«Per ora l’Alan Kurdi sta navigando in acque internazionali, quindi bisogna capire cosa accadrà. C’è maltempo e l’unico che può prendere una decisione è il comandante». Da Bruxelles, dove ieri ha incontrato il presidente del parlamento europeo Antonio Tajani, il sindaco di Lampedusa Salvatore Martello cerca, per quanto può, di smorzare i toni della polemica.
Nei giorni scorsi era stato proprio lui a ricordare al ministro degli Interni Matteo Salvini come il porto della piccola isola siciliana non sia chiuso, ed è proprio lì che da ieri la nave della ong tedesca Sea Eye sta dirigendo. Il maltempo ha convinto il comandante Werner Czerwinski a puntare verso ovest lasciandosi alle spalle Malta, dove nel pomeriggio le previsioni meteo davano per imminente l’arrivo di una forte perturbazione. A una velocità di 5 nodi e tenuto conto delle condizioni del mare, l’Alan Kurdi era attesa al largo di Lampedusa durante la notte. «Per i trafficanti i porti italiani sono chiusi», ripete in serata Salvini, mentre dal Viminale viene inviata ai capi delle forze di polizia, ma anche ai capi di Stato maggiore della Difesa e della Marina (che non dipendono dal ministro degli Interni) una direttiva nella quale si chiede di intimare «sin d’ora il divieto di ingresso e transito nelle acque territoriali» alla nave.

Ma l’Alan Kurdi con a bordo i 64 migranti tratti in salvo lunedì da un gommone che stava affondando, rischia adesso di trasformarsi in un incidente diplomatico.

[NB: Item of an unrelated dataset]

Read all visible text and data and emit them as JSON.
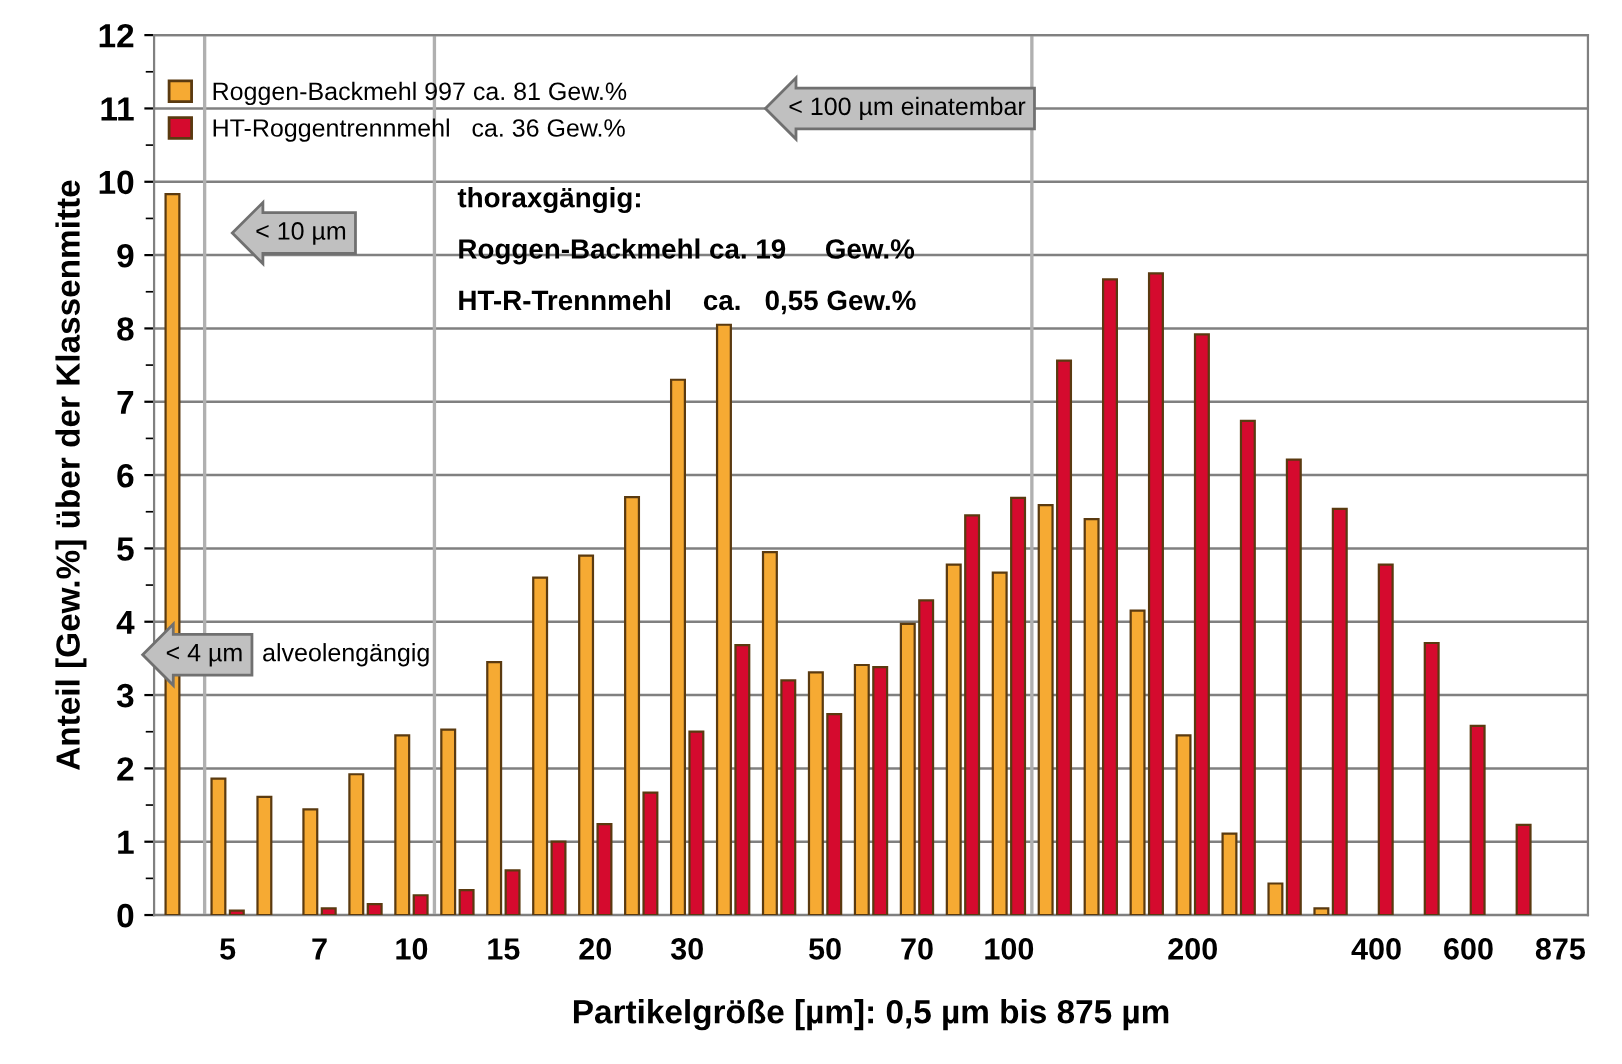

Da Parigi, dove si trova per il G7 dei ministri degli Interni, Salvini dice di averne parlato con Horst Seehofer; «Ho detto al collega tedesco che la nave ong è un problema loro», spiega il leghista. «La nave è sua, la bandiera è sua, il capitano è di Amburgo e lì c’è un bel porto accogliente». Come se non bastasse la Farnesina invia una nota al ministero degli Esteri di Berlino nella quale l’eventuale tentativo di entrare nelle acque territoriali italiane viene definito come «una minaccia al buon ordine e alla sicurezza dello Stato». Insomma, non proprio un buon modo per celebrare la pace fatta a Parigi con i colleghi europei.

Fino a ieri sera la situazione sulla Alan Kurdi era abbastanza calma. Per proteggerli dal forte vento e dalla pioggia l’equipaggio ha trasferito gran parte dei migranti sottocoperta, cedendo loro anche i proprio alloggi. Sul ponte sono stati allargati dei teli per proteggere dall’acqua quanti invece non hanno trovato riparo al caldo. Tra i 64 migranti 53 provengono dalla Nigeria, 4 dal Camerun, 3 dal Ghana, 2 dal Benin e altri due rispettivamente dalla Costa d’Avorio e dal Senegal. Tra loro ci sono anche 12 donne, almeno una delle quali incinta, e due minori, una bambina di undici mesi e un bambino di 6 anni, Emmanuel, originario della Nigeria. «Sono stanchi, qualcuno soffre di mal di mare, ma tutto sommato stanno bene» faceva sapere ieri sera l’equipaggio.

Dopo gli scontri e le accuse reciproche dei mesi scorsi, ieri almeno ufficialmente Italia e Francia hanno fatto pace: «Ho voluto ribadire al ministro italiano la solidarietà francese sull’accoglienza dei rifugiati che sono presenti su queste navi», ha detto il ministro degli Interni Christophe Castaner parlando delle navi delle ong. Solidarietà che però per ora, per quanto riguarda l’Alan Kurdi e i suoi profughi, ancora non si è trasformata in atti concreti. Roma preme perché a muoversi per prima sia Berlino accettando di accogliere tutti i migranti. Che intanto restano in mezzo a un Mediterraneo sempre più in tempesta: «Ci sono onde alte, non ce la faremmo a sopravvivere senza un riparo», avverte in serata l’equipaggio.